Figure 1 a and b show the evolution of the CDD and CWD anomalies (units, days) with respect to the 1971–2000 mean values of the indices for the NMed and SMed, respectively. As global warming increases, dry spells will become longer and wet spells become shorter than now, both in the NMed and SMed. However, the reduction of wet spell maximum duration is appreciably larger in the NMed than in the SMed, while increase of dry spell is smaller in the former than in the latter. The behavior is almost linear with global warming, and there is a strong consensus among models.

Figure 2a considers the actual values of CDD and CWD and evidences the climate differences between NMed and SMed. In the present climate condition in the NMed, dry and wet spell have maximum durations in the order of 40 and 12 days, respectively. In the SMed, the maximum duration of dry spells exceeds 100 days (mostly because of a strong influence of the arid areas in North Africa) and is much longer than in the NMed. On the contrary, in the SMed, maximum duration of wet spell is much shorter (it is approximately 7 days) than in the NMed. Percent-wise, the effect of climate change on these two indices is similar in the NMed and SMed, but it will, in fact, increase the climate contrast between the two areas.
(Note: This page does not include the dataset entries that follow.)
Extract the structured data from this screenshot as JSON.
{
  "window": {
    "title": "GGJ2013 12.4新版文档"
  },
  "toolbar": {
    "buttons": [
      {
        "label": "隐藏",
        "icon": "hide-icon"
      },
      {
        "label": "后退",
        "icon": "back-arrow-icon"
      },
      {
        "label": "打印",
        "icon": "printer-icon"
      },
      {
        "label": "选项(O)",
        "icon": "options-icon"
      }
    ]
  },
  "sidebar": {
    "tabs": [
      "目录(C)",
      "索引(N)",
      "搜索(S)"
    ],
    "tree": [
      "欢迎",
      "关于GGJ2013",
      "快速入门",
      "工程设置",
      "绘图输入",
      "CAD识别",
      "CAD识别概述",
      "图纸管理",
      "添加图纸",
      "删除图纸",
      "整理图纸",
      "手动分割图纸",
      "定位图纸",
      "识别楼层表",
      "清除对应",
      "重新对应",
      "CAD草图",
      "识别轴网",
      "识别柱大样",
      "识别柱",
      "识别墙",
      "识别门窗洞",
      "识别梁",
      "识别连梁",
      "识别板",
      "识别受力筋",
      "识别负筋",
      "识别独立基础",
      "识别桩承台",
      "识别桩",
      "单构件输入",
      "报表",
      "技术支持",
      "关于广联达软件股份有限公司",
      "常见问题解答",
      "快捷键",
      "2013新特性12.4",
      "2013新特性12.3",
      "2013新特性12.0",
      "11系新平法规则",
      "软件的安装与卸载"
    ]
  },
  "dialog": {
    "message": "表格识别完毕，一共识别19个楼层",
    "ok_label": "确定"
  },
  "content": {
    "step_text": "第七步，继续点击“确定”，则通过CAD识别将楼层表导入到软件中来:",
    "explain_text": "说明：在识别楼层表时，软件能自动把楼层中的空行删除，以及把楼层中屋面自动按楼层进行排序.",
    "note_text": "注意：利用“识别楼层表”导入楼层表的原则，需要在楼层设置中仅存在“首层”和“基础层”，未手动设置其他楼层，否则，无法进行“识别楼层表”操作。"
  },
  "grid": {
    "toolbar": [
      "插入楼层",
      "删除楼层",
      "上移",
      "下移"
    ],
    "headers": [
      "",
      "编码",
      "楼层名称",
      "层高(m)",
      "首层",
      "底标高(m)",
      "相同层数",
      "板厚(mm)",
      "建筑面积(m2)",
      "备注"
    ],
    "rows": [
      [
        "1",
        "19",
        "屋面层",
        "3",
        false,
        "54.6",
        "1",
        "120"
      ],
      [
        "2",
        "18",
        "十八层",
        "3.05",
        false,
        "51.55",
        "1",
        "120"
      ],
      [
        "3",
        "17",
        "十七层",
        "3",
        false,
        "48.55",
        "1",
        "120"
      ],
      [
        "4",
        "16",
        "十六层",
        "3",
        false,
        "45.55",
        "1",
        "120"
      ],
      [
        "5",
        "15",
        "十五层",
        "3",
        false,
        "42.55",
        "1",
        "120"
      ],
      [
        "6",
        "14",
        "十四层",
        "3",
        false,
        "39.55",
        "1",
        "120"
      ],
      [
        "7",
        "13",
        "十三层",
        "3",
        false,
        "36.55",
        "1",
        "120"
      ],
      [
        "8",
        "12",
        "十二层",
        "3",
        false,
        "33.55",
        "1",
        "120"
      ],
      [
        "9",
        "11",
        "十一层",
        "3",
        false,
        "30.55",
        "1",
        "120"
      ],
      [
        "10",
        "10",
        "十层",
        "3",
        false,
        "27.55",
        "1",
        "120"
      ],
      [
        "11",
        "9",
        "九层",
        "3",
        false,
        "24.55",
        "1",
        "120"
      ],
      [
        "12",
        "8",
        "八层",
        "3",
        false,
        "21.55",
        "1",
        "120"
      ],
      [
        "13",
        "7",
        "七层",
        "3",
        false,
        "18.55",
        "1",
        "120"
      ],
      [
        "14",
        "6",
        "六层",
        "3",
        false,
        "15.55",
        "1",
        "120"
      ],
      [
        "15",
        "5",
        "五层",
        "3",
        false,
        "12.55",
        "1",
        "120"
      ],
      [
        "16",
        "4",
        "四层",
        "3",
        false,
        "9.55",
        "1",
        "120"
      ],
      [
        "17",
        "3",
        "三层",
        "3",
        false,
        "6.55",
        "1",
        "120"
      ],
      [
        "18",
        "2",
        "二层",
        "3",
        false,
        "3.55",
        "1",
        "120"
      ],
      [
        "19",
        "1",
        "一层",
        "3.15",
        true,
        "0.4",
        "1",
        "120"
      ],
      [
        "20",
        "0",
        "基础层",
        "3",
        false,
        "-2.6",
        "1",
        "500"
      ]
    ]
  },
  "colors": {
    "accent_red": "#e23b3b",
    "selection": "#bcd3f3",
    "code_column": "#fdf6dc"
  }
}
Figure 2a reports also the mean values of CDD and CWD in the NCEP, ERA-40. and ERA-Interim reanalysis in the period 1961–1990, which are meant to be compared with the ensemble mean values corresponding to a small, practically nil, GMASTA anomaly. Differences among these reanalyses are particularly large for CWD in the NMed. Climate models underestimate CDD with respect to reanalyses in the SMed, while there is a substantial agreement in the NMed.

Figure 3 (as well as Table 1) shows the values of the rate of change of CDD and CWD with GMASTA in SMed and NMed, separately for the twentieth and twenty-first century. It reports the 10th, 50th, 90th, the mean, and the maximum and minimum among models. The intermodal spread is very large and prevents the detection of any significant relation with GMASTA during the twentieth century, when only the decrease of CWD in the SMed is marginally significant. However, during the twenty-first century, as GMASTA increases, the rate of change of both indices becomes significant in both SMed and NMed. For the twenty-first century, the rate of change of CDD is 5.0 days/K (1.9; 7.6)Footnote 3 for the NMed and 7.3 days/K (3.2; 15.9) for the SMed, the rate of change of CWD is − 0.5 days/K (− 0.8; − 0.2) for the NMed and − 0.3 days/K (− 0.5; − 0.2) for the NMed.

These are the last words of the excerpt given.